The Steering Gear Was Built Right Into The Top Of The Steering Column

The steering system of the Model T is another area where simplicity ruled the day. Most cars then and now have some sort of a steering box or steering gear, whether it is a rack and pinion or a ball/nut type, but the Model T did not. Instead, what it had was a planetary gear set housed inside a brass canister at the top of the steering column right below the steering wheel:

Inside this canister is a small planetary gearset that provides the gear reduction normally found in a steering box located at the bottom of the steering column:

Image via: Technical – Model T steering question | The H.A.M.B. (jalopyjournal.com)

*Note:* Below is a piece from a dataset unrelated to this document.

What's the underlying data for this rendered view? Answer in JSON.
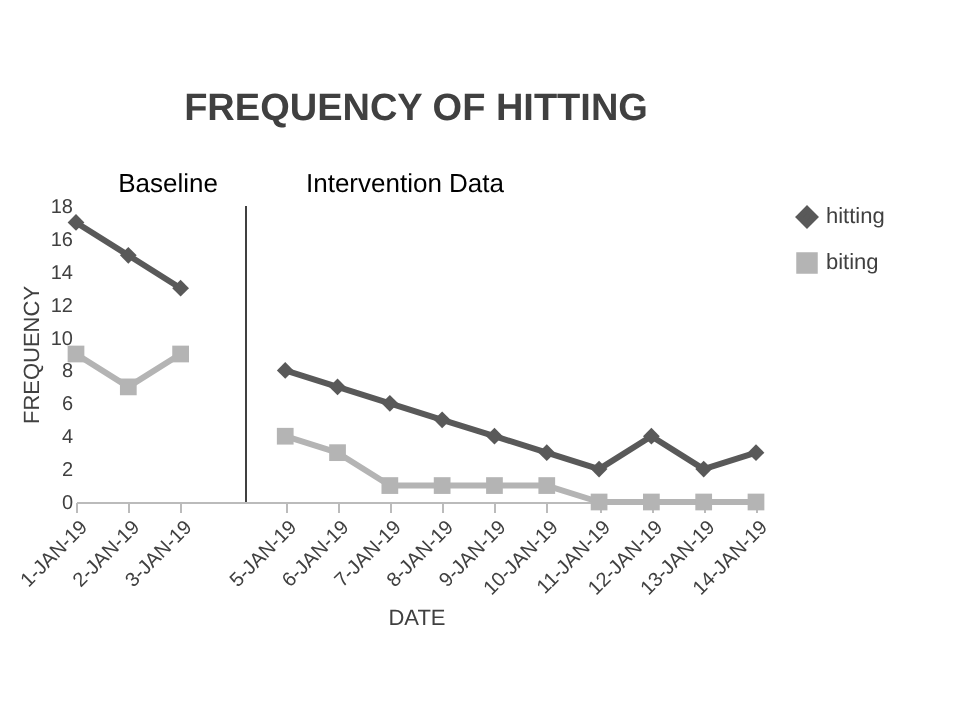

At the bottom of the steering column is a simple pitman arm (which turns the rotation of the steering shaft into a swinging arc), which is connected to a drag link, which pushes and pulls the right-side suspension knuckle that steers the wheels. A tie rod then connects the right-side knuckle to the left so that when one wheel turns, so does the other.

Let’s see how this system works:

If we open up the steering box, we can see how the planetary gear set works:

Looking at the system from underneath, we can easily see how the motion of the pitman arm is translated into steering of the left and right wheels:

via GIPHY

Since the Model T came out, car suspensions have gotten increasingly more complex, and we will be taking a look at some of the most consequential and influential throughout this series. But, sometimes it is refreshing to go back and look at how it all started and how simple things used to be.

Simple, but effective. The Model T put America, and perhaps the entire world, on wheels. It was durable, easy to repair, and could go almost anywhere.